O romance histórico de Shusako Endo, publicado em 1966, já fora alvo de uma adaptação cinematográfica japonesa, estreada no início dos anos setenta, e, também, de uma adaptação livre filmada em 1996 por João Mário Grilo com o título de Os Olhos da Ásia, mas será o filme de Scorsese o que, evidentemente, fará chegar esta história a mais gente e de modo mais incisivo. De um ponto de vista histórico, esta obra - e, calculo, também o romance que adapta - é elíptica: o espectador que não conhecer minimamente o período histórico em questão não compreenderá muito bem o xadrez político complexo da transição do Japão dito feudal (ou senhorial) para uma unificação territorial sob uma autoridade fortemente centralizada num xogunato, nem o papel crucial - fundamental - que os portugueses tiveram nesses desenvolvimentos, em virtude da introdução das armas de fogo nessa sociedade (ainda hoje ocorre todos os anos, em Agosto, na ilha de Tanegashima - lugar onde os portugueses chegaram pela primeira vez ao Japão, em 1543 - um grande festival que recorda e celebra a chegada dos "bárbaros do sul" (os portugueses) e a oferta da espingarda - aliás, o nome da ilha passou a designar o próprio objecto).

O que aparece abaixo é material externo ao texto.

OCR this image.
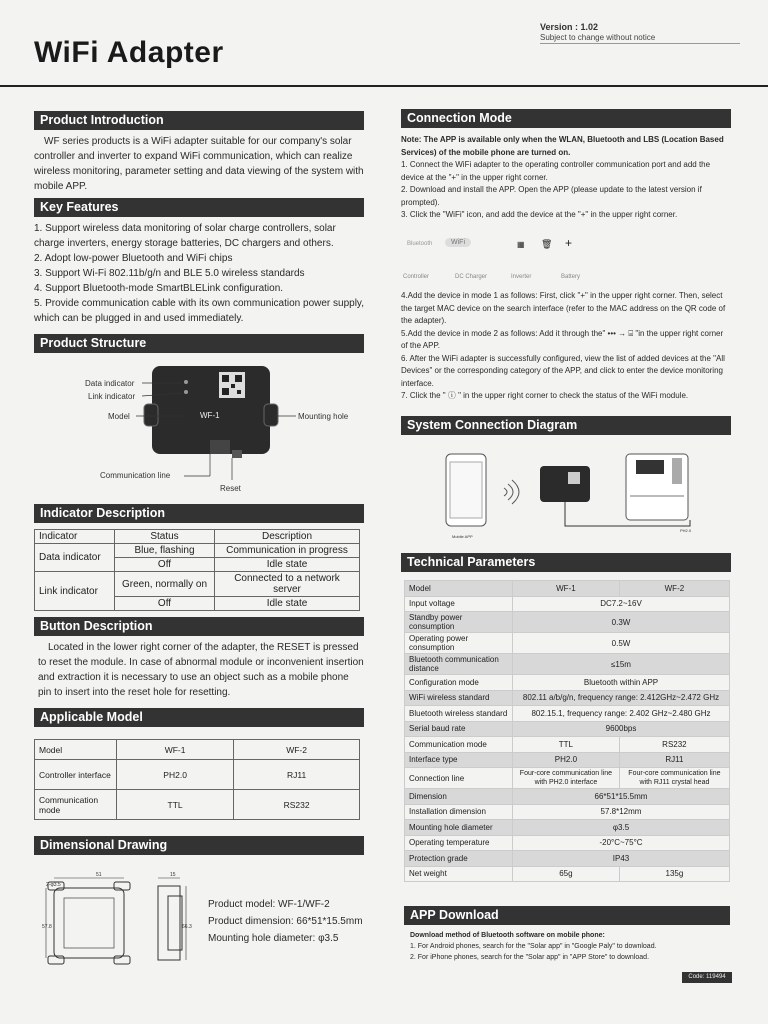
WiFi Adapter
Version : 1.02
Subject to change without notice
Product Introduction
WF series products is a WiFi adapter suitable for our company's solar controller and inverter to expand WiFi communication, which can realize wireless monitoring, parameter setting and data viewing of the system with mobile APP.
Key Features

1. Support wireless data monitoring of solar charge controllers, solar charge inverters, energy storage batteries, DC chargers and others.

2. Adopt low-power Bluetooth and WiFi chips

3. Support Wi-Fi 802.11b/g/n and BLE 5.0 wireless standards

4. Support Bluetooth-mode SmartBLELink configuration.

5. Provide communication cable with its own communication power supply, which can be plugged in and used immediately.

Product Structure
WF-1
Data indicator
Link indicator
Model	Mounting hole
Communication line
Reset
Indicator Description
Indicator	Status	Description
Data indicator	Blue, flashing	Communication in progress
	Off	Idle state
Link indicator	Green, normally on	Connected to a network server
	Off	Idle state
Button Description
Located in the lower right corner of the adapter, the RESET is pressed to reset the module. In case of abnormal module or inconvenient insertion and extraction it is necessary to use an object such as a mobile phone pin to insert into the reset hole for resetting.
Applicable Model
Model	WF-1	WF-2
Controller interface	PH2.0	RJ11
Communication mode	TTL	RS232
Dimensional Drawing
51
2-φ3.5
57.8
15
66.3

Product model: WF-1/WF-2

Product dimension: 66*51*15.5mm

Mounting hole diameter: φ3.5

Connection Mode

Note: The APP is available only when the WLAN, Bluetooth and LBS (Location Based Services) of the mobile phone are turned on.

1. Connect the WiFi adapter to the operating controller communication port and add the device at the "+" in the upper right corner.

2. Download and install the APP. Open the APP (please update to the latest version if prompted).

3. Click the "WiFi" icon, and add the device at the "+" in the upper right corner.

Bluetooth	WiFi	▦ 🗑 +
Controller	DC Charger	Inverter	Battery

4.Add the device in mode 1 as follows: First, click "+" in the upper right corner. Then, select the target MAC device on the search interface (refer to the MAC address on the QR code of the adapter).

5.Add the device in mode 2 as follows: Add it through the" ••• → ⌸ "in the upper right corner of the APP.

6. After the WiFi adapter is successfully configured, view the list of added devices at the "All Devices" or the corresponding category of the APP, and click to enter the device monitoring interface.

7. Click the " ⓘ " in the upper right corner to check the status of the WiFi module.

System Connection Diagram
Mobile APP
PH2.0
Technical Parameters
Model	WF-1	WF-2
Input voltage	DC7.2~16V	
Standby power consumption	0.3W	
Operating power consumption	0.5W	
Bluetooth communication distance	≤15m	
Configuration mode	Bluetooth within APP	
WiFi wireless standard	802.11 a/b/g/n, frequency range: 2.412GHz~2.472 GHz	
Bluetooth wireless standard	802.15.1, frequency range: 2.402 GHz~2.480 GHz	
Serial baud rate	9600bps	
Communication mode	TTL	RS232
Interface type	PH2.0	RJ11
Connection line	Four-core communication line with PH2.0 interface	Four-core communication line with RJ11 crystal head
Dimension	66*51*15.5mm	
Installation dimension	57.8*12mm	
Mounting hole diameter	φ3.5	
Operating temperature	-20°C~75°C	
Protection grade	IP43	
Net weight	65g	135g
APP Download

Download method of Bluetooth software on mobile phone:

1. For Android phones, search for the "Solar app" in "Google Paly" to download.

2. For iPhone phones, search for the "Solar app" in "APP Store" to download.

Code: 119494
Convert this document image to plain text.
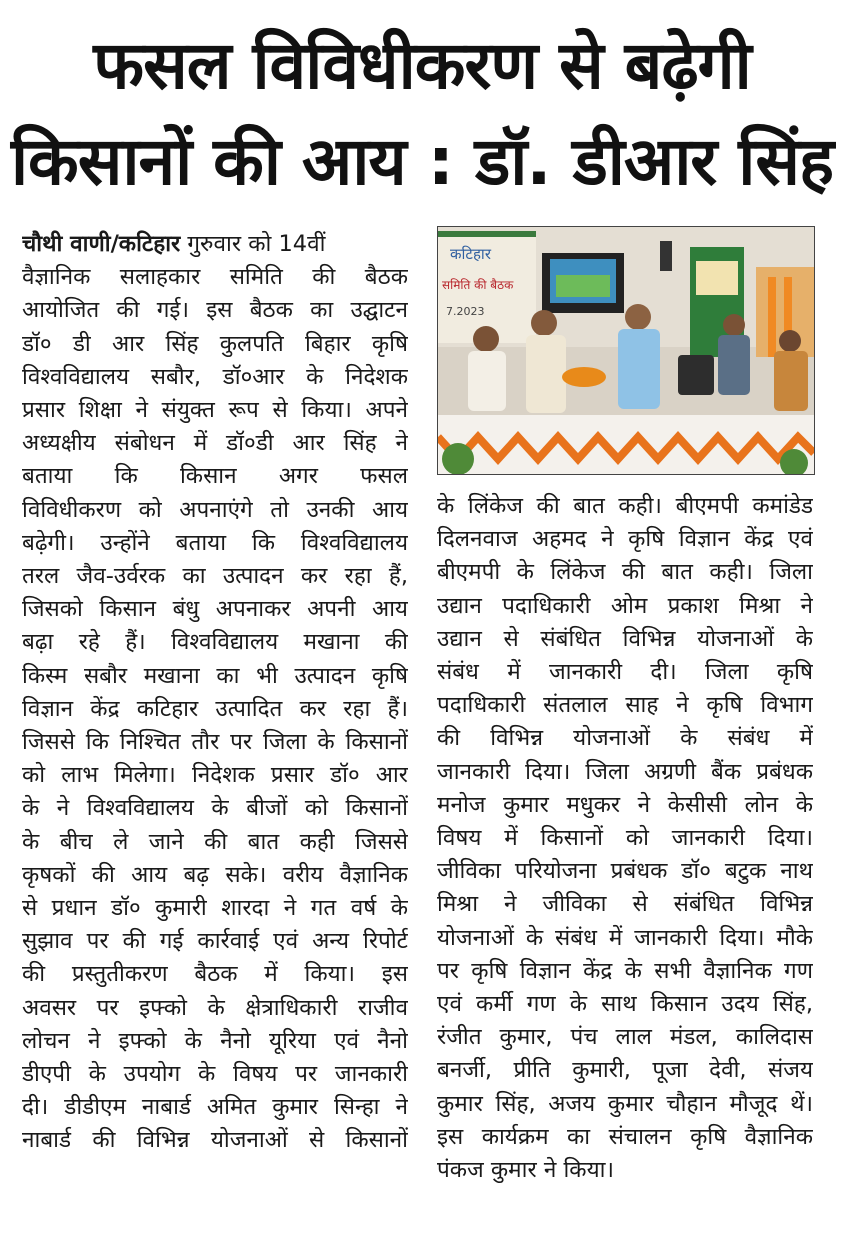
फसल विविधीकरण से बढ़ेगी
किसानों की आय : डॉ. डीआर सिंह
कटिहार
समिति की बैठक
7.2023
चौथी वाणी/कटिहार गुरुवार को 14वीं
वैज्ञानिक सलाहकार समिति की बैठक
आयोजित की गई। इस बैठक का उद्घाटन
डॉ० डी आर सिंह कुलपति बिहार कृषि
विश्वविद्यालय सबौर, डॉ०आर के निदेशक
प्रसार शिक्षा ने संयुक्त रूप से किया। अपने
अध्यक्षीय संबोधन में डॉ०डी आर सिंह ने
बताया कि किसान अगर फसल
विविधीकरण को अपनाएंगे तो उनकी आय
बढ़ेगी। उन्होंने बताया कि विश्वविद्यालय
तरल जैव-उर्वरक का उत्पादन कर रहा हैं,
जिसको किसान बंधु अपनाकर अपनी आय
बढ़ा रहे हैं। विश्वविद्यालय मखाना की
किस्म सबौर मखाना का भी उत्पादन कृषि
विज्ञान केंद्र कटिहार उत्पादित कर रहा हैं।
जिससे कि निश्चित तौर पर जिला के किसानों
को लाभ मिलेगा। निदेशक प्रसार डॉ० आर
के ने विश्वविद्यालय के बीजों को किसानों
के बीच ले जाने की बात कही जिससे
कृषकों की आय बढ़ सके। वरीय वैज्ञानिक
से प्रधान डॉ० कुमारी शारदा ने गत वर्ष के
सुझाव पर की गई कार्रवाई एवं अन्य रिपोर्ट
की प्रस्तुतीकरण बैठक में किया। इस
अवसर पर इफ्को के क्षेत्राधिकारी राजीव
लोचन ने इफ्को के नैनो यूरिया एवं नैनो
डीएपी के उपयोग के विषय पर जानकारी
दी। डीडीएम नाबार्ड अमित कुमार सिन्हा ने
नाबार्ड की विभिन्न योजनाओं से किसानों
के लिंकेज की बात कही। बीएमपी कमांडेड
दिलनवाज अहमद ने कृषि विज्ञान केंद्र एवं
बीएमपी के लिंकेज की बात कही। जिला
उद्यान पदाधिकारी ओम प्रकाश मिश्रा ने
उद्यान से संबंधित विभिन्न योजनाओं के
संबंध में जानकारी दी। जिला कृषि
पदाधिकारी संतलाल साह ने कृषि विभाग
की विभिन्न योजनाओं के संबंध में
जानकारी दिया। जिला अग्रणी बैंक प्रबंधक
मनोज कुमार मधुकर ने केसीसी लोन के
विषय में किसानों को जानकारी दिया।
जीविका परियोजना प्रबंधक डॉ० बटुक नाथ
मिश्रा ने जीविका से संबंधित विभिन्न
योजनाओं के संबंध में जानकारी दिया। मौके
पर कृषि विज्ञान केंद्र के सभी वैज्ञानिक गण
एवं कर्मी गण के साथ किसान उदय सिंह,
रंजीत कुमार, पंच लाल मंडल, कालिदास
बनर्जी, प्रीति कुमारी, पूजा देवी, संजय
कुमार सिंह, अजय कुमार चौहान मौजूद थें।
इस कार्यक्रम का संचालन कृषि वैज्ञानिक
पंकज कुमार ने किया।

Foi a partir de Agosto de 1549, com a chegada de São Francisco de Xavier, que tiveram início as conversões ao cristianismo; conversões a que a emergência em 1603 do xogunato iniciado por Tokugawa Ieyasu (só terminado em 1867) extirpou quase por completo. A sociedade hierárquica e rígida inaugurada pelo xogunato não tolerou o cristianismo, assim como, de maneira geral, a presença ocidental; excepto a de comerciantes holandeses, a partir de 1623, espelhando a espécie de excepcionalidade que existia na China com os portugueses.

Assim, apesar de elíptico, de um ponto de vista histórico, o filme de Scorsese pode consistir num enorme avanço de divulgação histórica, em produtos de entretenimento, da expansão portuguesa e dos seus reais e poderosos efeitos, num estilo de observação já exorcizado da dita "culpa do Ocidente" e dos mitos aliados à propaganda anticolonialista mais radical.

Um filme que apresenta um Japão que, talvez, ainda não tenhamos visto em qualquer outro filme: mais real, mais cruel, mais intolerante. Nesses vectores encontra-se, quanto a mim, o autêntico silêncio titular: o da fé secreta e indizível mantida pelos padres apóstatas, uma fé muda, mas autêntica, que transcende a imanência dos objectos para se concentrar apenas na mente. Nessa perspectiva, a personagem de Kichijiro revela-se quasi-arquetípica, quando se compreende perto do final que o velhaco apóstata em série, aquele que parecia ser um unidimensional oportunista, terá entendido desde o início qual seria, afinal, o segredo desse silêncio precioso. No recente O Herói de Hacksaw Ridge, Andrew Garfield interpretou uma personagem que coloca temerariamente as convicções acima da vida; em Silêncio, o Padre Rodrigues que esse actor compõe é o lado lunar daquela: a vida - a nossa e a dos outros - é o bem supremo, porque sem vida ninguém é livre. O espectador é, pois, livre de julgar por si próprio qual dos dois tipos de heroísmo é o mais virtuoso: o que brota da destruição do corpo sacrificado à morte pelos ideais ou aquele que frui da deformação do espírito de quem se sacrifica pelos ideais mantendo-se vivo.